Cinquante années après le 17 octobre 61, des livres de témoignages, des essais, mais aussi quelques œuvres cinématographiques ou littéraires se sont emparées des massacres policiers de la « nuit noire », titre du téléfilm d’Alain Tasma, pour leur donner un écho renouvelé par le biais de la fiction. Le roman qui y consacre, sur fond d’enquête policière, les premières pages, est de Didier Daeninckx : Meurtres pour mémoires, paru chez Gallimard en 1984.

Parmi eux, celui d’Éric Michel, Algérie ! Algérie !, publié en octobre 2007 aux Presses de la Renaissance, mérite d’être mentionné en ce qu’il est une grande fresque historique remarquablement documentée sur la guerre d’Algérie, depuis son commencement le 1er novembre 54, jusqu’aux massacres d’octobre 61 à Paris, vers lesquels toutes les intrigues convergent. Massacres qui constituent, selon l’expression de l’auteur, « le pic des relations dégradées entre Français et Algériens durant la guerre ».

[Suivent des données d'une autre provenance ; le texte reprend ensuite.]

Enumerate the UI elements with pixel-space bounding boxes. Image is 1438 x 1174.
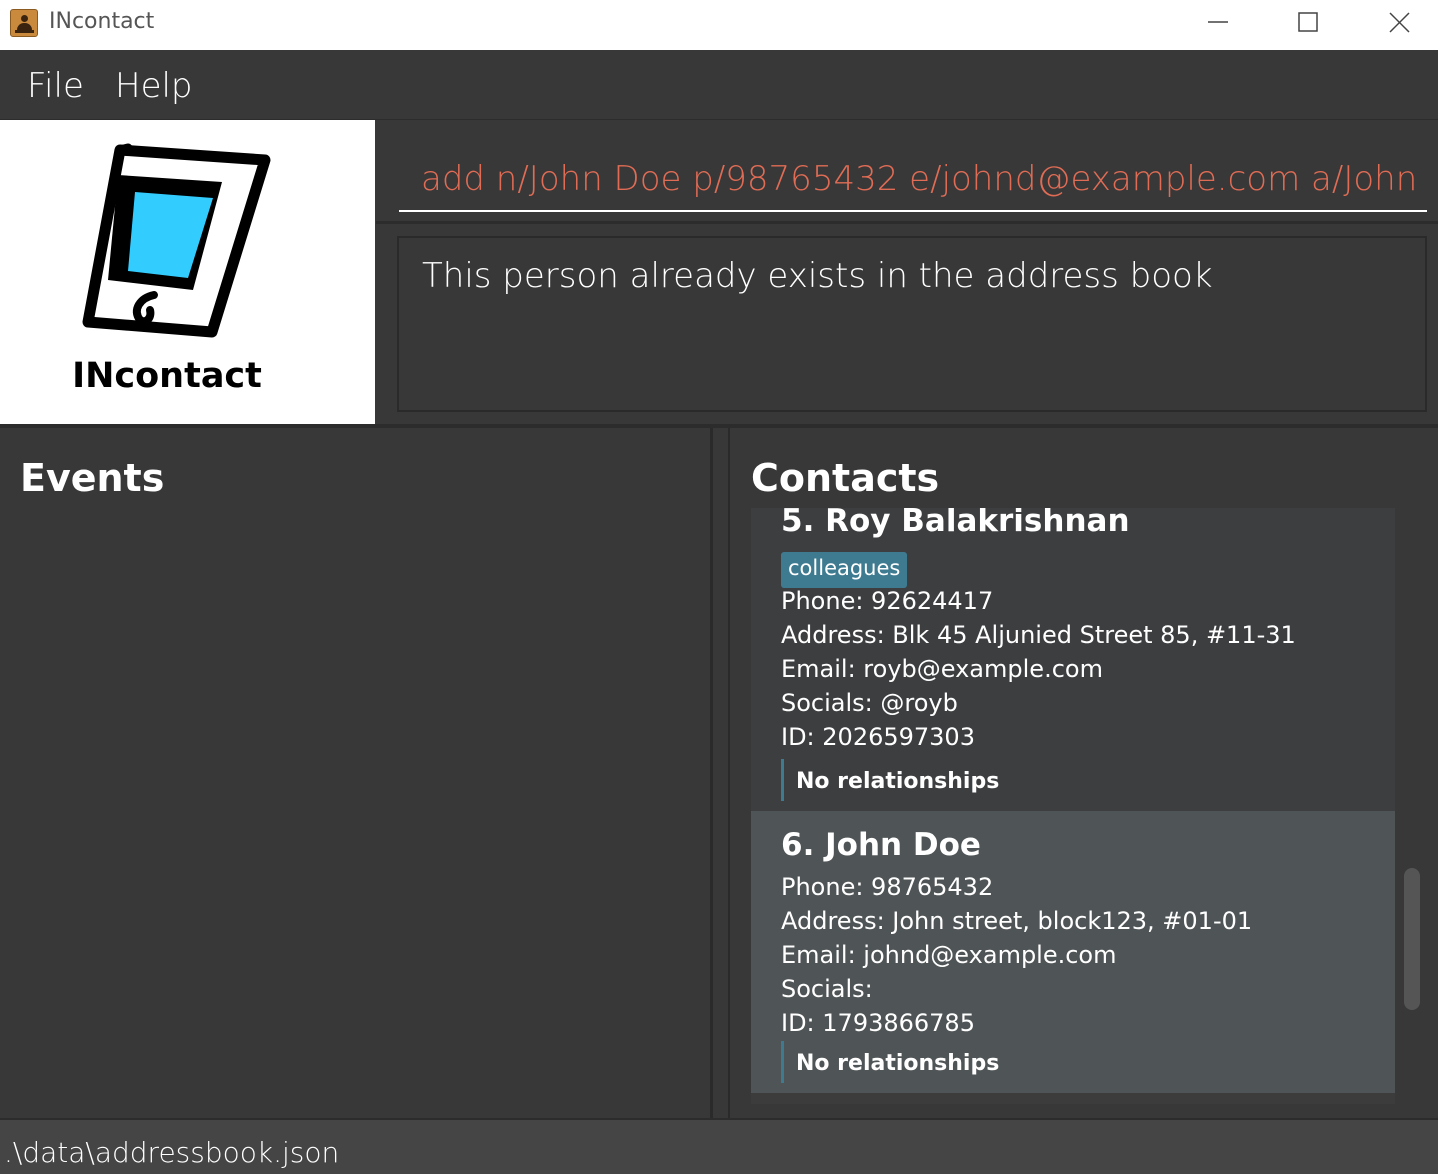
menu-bar: File Help xyxy=(0,50,1438,120)
contact-name: 6. John Doe xyxy=(781,827,981,863)
result-message: This person already exists in the addres… xyxy=(422,256,1213,296)
contact-card-selected[interactable]: 6. John Doe Phone: 98765432 Address: Joh… xyxy=(751,811,1395,1093)
handheld-device-icon xyxy=(82,143,271,338)
contact-book-icon xyxy=(10,9,38,37)
contact-email: Email: royb@example.com xyxy=(781,655,1103,683)
logo-panel: INcontact xyxy=(0,120,375,424)
split-pane-divider[interactable] xyxy=(712,428,730,1118)
contact-tag: colleagues xyxy=(781,552,908,588)
close-button[interactable] xyxy=(1355,0,1438,46)
command-input[interactable] xyxy=(399,148,1427,212)
contact-phone: Phone: 92624417 xyxy=(781,587,994,615)
result-area: This person already exists in the addres… xyxy=(376,224,1438,424)
result-display[interactable]: This person already exists in the addres… xyxy=(397,236,1427,412)
scrollbar-thumb[interactable] xyxy=(1404,868,1420,1010)
status-bar: .\data\addressbook.json xyxy=(0,1118,1438,1174)
command-area xyxy=(376,120,1438,224)
save-location-path: .\data\addressbook.json xyxy=(4,1136,340,1169)
window-title: INcontact xyxy=(49,9,155,34)
maximize-button[interactable] xyxy=(1264,0,1354,46)
events-panel: Events xyxy=(0,428,712,1118)
contact-relationships: No relationships xyxy=(781,759,999,801)
contact-address: Address: Blk 45 Aljunied Street 85, #11-… xyxy=(781,621,1296,649)
contact-relationships: No relationships xyxy=(781,1041,999,1083)
contacts-panel: Contacts 5. Roy Balakrishnan colleagues … xyxy=(730,428,1438,1118)
logo-text: INcontact xyxy=(72,356,262,396)
events-title: Events xyxy=(20,456,165,500)
menu-help[interactable]: Help xyxy=(115,66,193,106)
contact-name: 5. Roy Balakrishnan xyxy=(781,508,1130,539)
menu-file[interactable]: File xyxy=(27,66,84,106)
contacts-title: Contacts xyxy=(751,456,940,500)
contact-address: Address: John street, block123, #01-01 xyxy=(781,907,1253,935)
contact-email: Email: johnd@example.com xyxy=(781,941,1117,969)
contact-id: ID: 2026597303 xyxy=(781,723,975,751)
minimize-button[interactable] xyxy=(1173,0,1263,46)
contact-list[interactable]: 5. Roy Balakrishnan colleagues Phone: 92… xyxy=(751,508,1395,1104)
close-icon xyxy=(1389,12,1410,33)
contact-socials: Socials: xyxy=(781,975,873,1003)
title-bar: INcontact xyxy=(0,0,1438,50)
minimize-icon xyxy=(1208,21,1228,23)
contact-phone: Phone: 98765432 xyxy=(781,873,994,901)
contact-card[interactable]: 5. Roy Balakrishnan colleagues Phone: 92… xyxy=(751,508,1395,811)
contact-socials: Socials: @royb xyxy=(781,689,958,717)
contact-id: ID: 1793866785 xyxy=(781,1009,975,1037)
maximize-icon xyxy=(1298,12,1318,32)
contact-list-scrollbar[interactable] xyxy=(1400,508,1424,1104)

« Parce que le travail de l’historien est globalement mené à bien, rappelle Éric Michel, la littérature doit aujourd’hui prendre le relais sur le sujet brûlant de la guerre d’Algérie. Elle ne peut pas être dégagée de tout débat contextuel, garantie de l’intrusion historique, mais doit être un levier pour contribuer à l’évolution des mentalités. En un mot, la littérature doit avoir le souci du monde. »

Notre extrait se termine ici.